From 1933 to 1935 Dorothy L Sayers wrote a weekly review of detective stories for the Sunday Times (although no one knew it at the time, perhaps including Sayers herself, she had almost come to the end of her novel writing career). She usually reviewed three or four titles, on rare occasions as little as one, but when holiday seasons were approaching her column consisted of mass recommendations, paragraphs grouping titles by subject (sometimes the way the crime was committed, or subject such as murders on a golf course – there were quite a lot of those), or author (publishers did not seem to mind some of their authors producing two or three titles a year under the same name).

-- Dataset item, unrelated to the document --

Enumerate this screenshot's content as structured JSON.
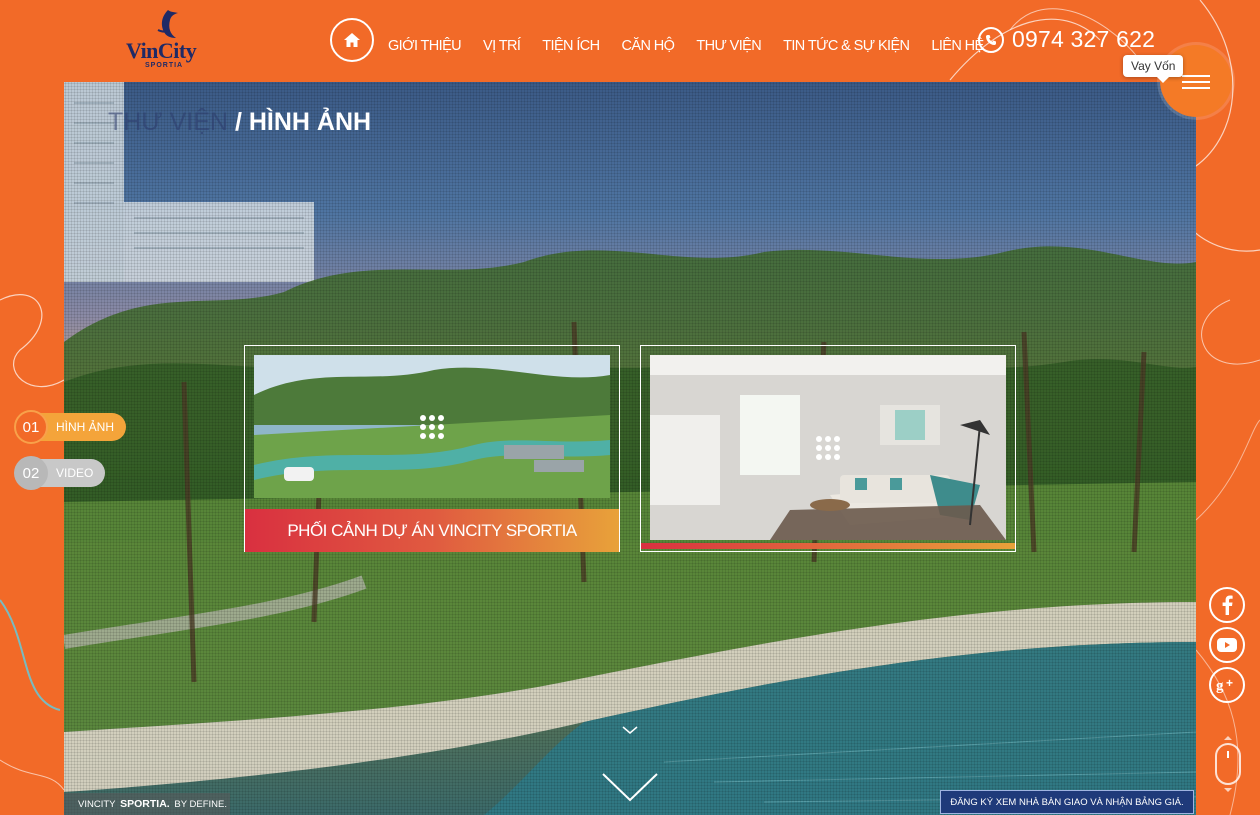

Sayers is always specific about her criticisms: that the timing is out, or that something is left to coincidence, for instance. In his long introduction (called a ‘Commentary’) Martin Edwards calls this ‘an eye for accuracy’. The Commentary is divided into fifteen sections, and each one is fascinating (I found this section better than Martin Edwards’ new book THE STORY OF CLASSIC CRIME IN 100 BOOKS’ as a study of detective fiction). Headings include, apart from accuracy, ‘Fair Play’, ‘Tropes of the genre’, ‘Motive’, ‘Pushing at the boundaries’, ‘American detective fiction’ and ‘The future of the genre’.
Since she produced those round-up articles mentioning a lot of titles, Sayers must have been reading five or ten books a week, and the two or three she mentioned in a normal week must have stood out. In fact, they continue to stand out: there are very few weeks in which at least one of the books she discussed has not come to be regarded as a classic. Frustratingly, some of them continue to be almost impossible to come by: some aspiring publisher should proceed through this volume and issue each title that is not in print, if they can.
There has been only one compilation like this before: THE DETECTIVE FICTION REVIEWS OF CHARLES WILLIAMS, 1930-1935, but that is a smaller volume. Simon Brett, Martin Edwards, the Dorothy L Sayers Society and Tippermuir Books are all to be congratulated.